Might need a 2 inch T for that.
 
If you fit a T to the top 3 inch with the side to say the left you can fit the prv to that. Put your hop dosing thing on the top of the T.
Then you can keep the whole system closed for your dry hopping.
Might need a 2 inch T for that.

That is one way I was thinking of doing it. I'm just not sure how big and bulky a 3 inch T would be on top of that. I'll probably get a hold of one to see how big it will be in person and decide how I want to do it. My main concern is making the FV too top heavy since it is on the smaller side at 7 gallons. It's pretty stable, but it can easily rock if you push on it with a little bit of force (especially if you push from the back since a lot of weight is on the front from the valves). It will take a very very hard push to knock it over, so it's not going anywhere, but if the 3 inch T is too big and bulky then I may consider the other option.

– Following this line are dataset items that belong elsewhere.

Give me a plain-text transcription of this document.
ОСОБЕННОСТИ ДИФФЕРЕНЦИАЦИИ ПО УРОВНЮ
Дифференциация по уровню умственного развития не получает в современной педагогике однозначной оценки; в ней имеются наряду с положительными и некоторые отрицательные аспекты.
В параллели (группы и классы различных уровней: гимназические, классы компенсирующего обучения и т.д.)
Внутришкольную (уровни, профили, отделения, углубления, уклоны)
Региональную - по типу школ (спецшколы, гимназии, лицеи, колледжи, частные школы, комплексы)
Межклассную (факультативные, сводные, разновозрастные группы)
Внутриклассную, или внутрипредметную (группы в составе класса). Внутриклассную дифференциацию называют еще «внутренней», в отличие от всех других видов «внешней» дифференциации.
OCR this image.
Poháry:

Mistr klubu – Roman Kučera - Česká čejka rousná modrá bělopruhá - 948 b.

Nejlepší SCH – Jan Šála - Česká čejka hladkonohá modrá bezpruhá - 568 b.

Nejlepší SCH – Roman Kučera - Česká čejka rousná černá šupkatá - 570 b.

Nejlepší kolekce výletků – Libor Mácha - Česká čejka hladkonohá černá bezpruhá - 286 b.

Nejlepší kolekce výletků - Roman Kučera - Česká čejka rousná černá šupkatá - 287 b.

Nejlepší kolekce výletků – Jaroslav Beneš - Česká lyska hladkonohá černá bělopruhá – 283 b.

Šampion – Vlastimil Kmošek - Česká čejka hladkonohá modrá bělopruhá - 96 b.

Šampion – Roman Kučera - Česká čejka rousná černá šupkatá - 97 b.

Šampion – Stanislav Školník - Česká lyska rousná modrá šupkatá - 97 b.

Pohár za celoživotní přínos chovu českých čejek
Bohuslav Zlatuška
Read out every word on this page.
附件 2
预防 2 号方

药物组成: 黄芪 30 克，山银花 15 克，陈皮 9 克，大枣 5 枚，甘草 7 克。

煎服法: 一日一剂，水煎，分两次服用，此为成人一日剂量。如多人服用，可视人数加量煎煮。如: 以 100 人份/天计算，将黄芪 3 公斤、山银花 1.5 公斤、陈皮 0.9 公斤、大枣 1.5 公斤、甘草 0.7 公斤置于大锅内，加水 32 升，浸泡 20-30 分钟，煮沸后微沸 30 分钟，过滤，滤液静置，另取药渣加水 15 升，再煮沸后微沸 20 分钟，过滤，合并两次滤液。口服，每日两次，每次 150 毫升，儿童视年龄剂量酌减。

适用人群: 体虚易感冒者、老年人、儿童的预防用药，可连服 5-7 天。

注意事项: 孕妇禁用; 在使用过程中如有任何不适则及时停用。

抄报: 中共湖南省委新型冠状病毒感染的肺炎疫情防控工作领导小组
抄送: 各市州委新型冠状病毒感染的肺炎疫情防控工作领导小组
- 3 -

The other option I was thinking is to buy another one of the smaller 1.5 inch T's that my spunding valve is attached to, and mount it under the spunding valve with a safety valve coming off of the side of that. This would be a bit more cost because I'd have to purchase another safety prv.

I'll have to see what will work best, but I think both would certainly work. The second one would just cost more than the fitst option.